In 1997, when several companies — including Lien-fu Textile Co (聯福紡織), Dong-ling Electronics Co (東菱電子) and Fu-chang Electronics Co (福昌電子) — closed their doors without prior notice and their bosses declared bankruptcy, the council assisted the newly jobless workers by giving them retirement payouts using government funds, and promised that it would ask their employers, not the workers themselves, to repay the debt.
However, in recent years, many of these workers have received requests from the CLA asking them to repay their loans, and those who were unable to pay have been sued by the council.
The workers, as well as labor rights groups, have petitioned and staged numerous protests, including paralyzing the rail service at Taipei Railway Station on Tuesday.
On Thursday, some Internet users found a book on the history of the labor movement published by the CLA in 2011, in which Hsu Chieh-kui (許介圭), who served as the head of the council in 1997, was quoted as saying that the council did not intend to ask the workers to repay their loans, but would ask their employers to pay back the full amount.

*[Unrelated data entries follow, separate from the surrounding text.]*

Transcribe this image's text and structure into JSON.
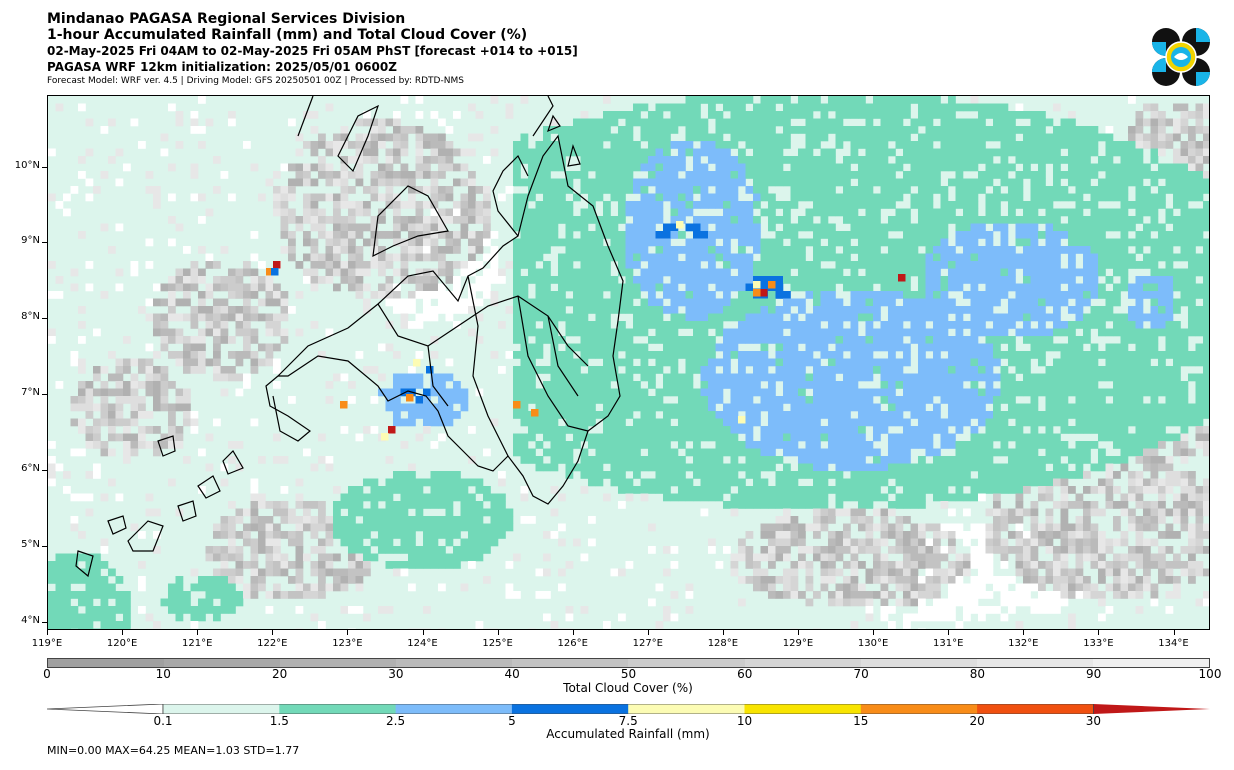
{
  "header": {
    "line1": "Mindanao PAGASA Regional Services Division",
    "line2": "1-hour Accumulated Rainfall (mm) and Total Cloud Cover (%)",
    "line3": "02-May-2025 Fri 04AM to 02-May-2025 Fri 05AM PhST [forecast +014 to +015]",
    "line4": "PAGASA WRF 12km initialization: 2025/05/01 0600Z",
    "line5": "Forecast Model: WRF ver. 4.5 | Driving Model: GFS 20250501 00Z | Processed by: RDTD-NMS"
  },
  "map": {
    "lat_labels": [
      "10°N",
      "9°N",
      "8°N",
      "7°N",
      "6°N",
      "5°N",
      "4°N"
    ],
    "lon_labels": [
      "119°E",
      "120°E",
      "121°E",
      "122°E",
      "123°E",
      "124°E",
      "125°E",
      "126°E",
      "127°E",
      "128°E",
      "129°E",
      "130°E",
      "131°E",
      "132°E",
      "133°E",
      "134°E"
    ]
  },
  "cloud_cover": {
    "ticks": [
      "0",
      "10",
      "20",
      "30",
      "40",
      "50",
      "60",
      "70",
      "80",
      "90",
      "100"
    ],
    "label": "Total Cloud Cover (%)",
    "colors": [
      "#a0a0a0",
      "#a8a8a8",
      "#b1b1b1",
      "#bababa",
      "#c3c3c3",
      "#cccccc",
      "#d5d5d5",
      "#dedede",
      "#e7e7e7",
      "#f0f0f0"
    ]
  },
  "rainfall": {
    "ticks": [
      "0.1",
      "1.5",
      "2.5",
      "5",
      "7.5",
      "10",
      "15",
      "20",
      "30"
    ],
    "label": "Accumulated Rainfall (mm)",
    "colors": [
      "#dcf5ec",
      "#72d9b8",
      "#7dbcfa",
      "#0a72e0",
      "#fcfcb4",
      "#f8e400",
      "#f88c18",
      "#f05010",
      "#c01818"
    ]
  },
  "stats": "MIN=0.00   MAX=64.25   MEAN=1.03   STD=1.77"
}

However, the council yesterday denied that the official publication represents the council’s official view.
“The writing of the book was commissioned to a group of researchers. What it represents are the views of the researchers, as well as reports by media outlets at the time,” a council statement said. “The content of the book represents neither the official view nor the basis on which the government handles the issue.”
The CLA’s response triggered criticism from Internet users.
“If an official publication does not represent the official view, then what is it good for?” a Facebook user called Tsung-ying (蹤影) said.
“Bu it’s written in black on white!” said another Facebook user, Nicole Lin (林凱雯).
In addition to the book, CLA officials were at the time quoted by several newspapers, including the Chinese-language United Evening News and Economic Daily News, as saying that the money given to the workers was to be repaid by their employers, not the workers themselves.
CLA Minister Pan Shih-wei (潘世偉) did not respond to the Taipei Times’ request for comment.